Improved temporal resolution in process-based modelling of agricultural soil ammonia emissions

An emerging environmental issue in Canada is how to quantify the contribution of agricultural soil emissions of ammonia (NH₃) to environmental pollution. Emission inventories are essential to predict these emissions and their subsequent atmospheric transportation, transformation, and deposition. Due to the high spatial and temporal variability associated with NH₃ emissions, emission inventories based on measurements become expensive and emission factors lose accuracy. Process-based models are capable of accounting for the complex soil interactions, but current models lack temporal refinement and few models consider NH₃ emissions. This paper presents the development of a one-dimensional (vertical), time-dependent model capable of predicting NH₃ emissions from a slurry applied to a bare soil.
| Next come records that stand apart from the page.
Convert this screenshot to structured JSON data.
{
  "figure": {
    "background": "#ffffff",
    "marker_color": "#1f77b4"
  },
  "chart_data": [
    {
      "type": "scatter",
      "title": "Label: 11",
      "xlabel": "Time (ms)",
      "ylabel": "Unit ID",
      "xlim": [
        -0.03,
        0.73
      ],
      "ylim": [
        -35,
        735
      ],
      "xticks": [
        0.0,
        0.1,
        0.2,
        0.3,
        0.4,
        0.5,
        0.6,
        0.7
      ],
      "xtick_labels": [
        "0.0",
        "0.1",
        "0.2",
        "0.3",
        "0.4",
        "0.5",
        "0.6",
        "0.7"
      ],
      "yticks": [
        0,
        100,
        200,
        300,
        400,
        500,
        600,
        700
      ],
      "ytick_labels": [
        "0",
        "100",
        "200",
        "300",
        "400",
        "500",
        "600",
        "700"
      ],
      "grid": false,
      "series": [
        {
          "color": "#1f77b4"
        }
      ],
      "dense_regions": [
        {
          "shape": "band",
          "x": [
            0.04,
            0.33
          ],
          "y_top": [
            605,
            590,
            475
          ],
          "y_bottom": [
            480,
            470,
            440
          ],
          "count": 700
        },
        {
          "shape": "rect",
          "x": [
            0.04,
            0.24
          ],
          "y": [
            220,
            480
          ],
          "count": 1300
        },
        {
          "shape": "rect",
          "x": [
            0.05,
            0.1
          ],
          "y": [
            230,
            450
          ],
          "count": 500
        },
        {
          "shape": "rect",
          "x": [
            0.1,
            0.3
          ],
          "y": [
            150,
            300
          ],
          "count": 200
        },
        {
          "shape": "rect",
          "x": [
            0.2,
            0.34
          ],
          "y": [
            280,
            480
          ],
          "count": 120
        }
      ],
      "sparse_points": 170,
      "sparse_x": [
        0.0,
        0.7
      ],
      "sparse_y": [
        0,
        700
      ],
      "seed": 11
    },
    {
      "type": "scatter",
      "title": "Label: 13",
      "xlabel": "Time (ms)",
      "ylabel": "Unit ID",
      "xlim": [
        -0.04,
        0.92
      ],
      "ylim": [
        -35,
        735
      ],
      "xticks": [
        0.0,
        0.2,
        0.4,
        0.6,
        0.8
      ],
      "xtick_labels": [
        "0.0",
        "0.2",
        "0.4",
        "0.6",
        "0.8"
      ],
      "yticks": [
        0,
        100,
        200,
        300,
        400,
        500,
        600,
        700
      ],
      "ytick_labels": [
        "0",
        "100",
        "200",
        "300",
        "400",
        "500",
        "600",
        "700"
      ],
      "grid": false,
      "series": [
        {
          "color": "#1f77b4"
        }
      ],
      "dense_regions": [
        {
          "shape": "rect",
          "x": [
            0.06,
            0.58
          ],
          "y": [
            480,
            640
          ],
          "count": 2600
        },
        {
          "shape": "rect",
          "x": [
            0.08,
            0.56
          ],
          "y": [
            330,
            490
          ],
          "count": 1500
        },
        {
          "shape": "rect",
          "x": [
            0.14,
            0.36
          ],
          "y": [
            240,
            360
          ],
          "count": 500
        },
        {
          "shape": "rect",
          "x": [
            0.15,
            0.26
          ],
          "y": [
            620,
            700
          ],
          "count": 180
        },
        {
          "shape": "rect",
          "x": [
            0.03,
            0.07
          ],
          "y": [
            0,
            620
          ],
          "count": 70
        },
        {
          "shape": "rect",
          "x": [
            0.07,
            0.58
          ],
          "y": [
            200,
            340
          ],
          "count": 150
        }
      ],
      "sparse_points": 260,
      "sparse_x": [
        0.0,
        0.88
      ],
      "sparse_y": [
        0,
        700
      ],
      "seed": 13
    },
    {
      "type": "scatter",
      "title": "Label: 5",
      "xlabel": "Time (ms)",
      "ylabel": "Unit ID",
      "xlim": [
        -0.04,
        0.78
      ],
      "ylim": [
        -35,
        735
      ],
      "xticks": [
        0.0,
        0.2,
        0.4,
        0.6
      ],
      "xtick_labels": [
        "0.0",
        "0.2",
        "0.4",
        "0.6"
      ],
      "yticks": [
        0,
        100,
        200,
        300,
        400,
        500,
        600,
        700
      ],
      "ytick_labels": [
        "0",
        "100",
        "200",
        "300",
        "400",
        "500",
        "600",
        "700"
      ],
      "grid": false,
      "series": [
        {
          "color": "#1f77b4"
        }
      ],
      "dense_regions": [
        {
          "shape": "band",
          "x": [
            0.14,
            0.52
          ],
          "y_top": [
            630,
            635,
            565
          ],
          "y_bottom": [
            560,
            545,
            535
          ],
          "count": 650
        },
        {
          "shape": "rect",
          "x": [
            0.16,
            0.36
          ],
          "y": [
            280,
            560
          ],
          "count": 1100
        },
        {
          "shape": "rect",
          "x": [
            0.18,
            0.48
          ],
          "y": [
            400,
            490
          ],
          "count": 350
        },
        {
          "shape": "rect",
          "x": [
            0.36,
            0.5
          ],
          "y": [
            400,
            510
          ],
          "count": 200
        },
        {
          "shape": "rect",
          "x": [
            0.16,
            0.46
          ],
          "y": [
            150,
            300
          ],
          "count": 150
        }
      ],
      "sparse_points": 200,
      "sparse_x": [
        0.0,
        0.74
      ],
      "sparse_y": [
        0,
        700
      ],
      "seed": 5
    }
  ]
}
The model is based on chemical, physical and biological relationships that govern soil heat, moisture, and nitrogen movement. Processes considered include convection, diffusion, decomposition, nitrification, denitrification, and surface to atmosphere transport. The model is tested with experimental data from Agriculture and Agri-Food Canada which conducted NH₃ measurements following application of dairy cattle slurry to a bare field. An investigation into the sensitivity of emissions to pH and slurry infiltration rate is conducted and model predictions are best fit to measurements based on this investigation. Testing demonstrated the model's ability to predict the large NH₃ emissions immediately following application and subsequent emission trends associated with diurnal patterns that emission factors cannot capture. Results showed that model performance could benefit from a more in depth measurement program and empirical or process models of surface pH. Potential exists for the model to become a useful tool in predicting emissions on local, regional, or national scales.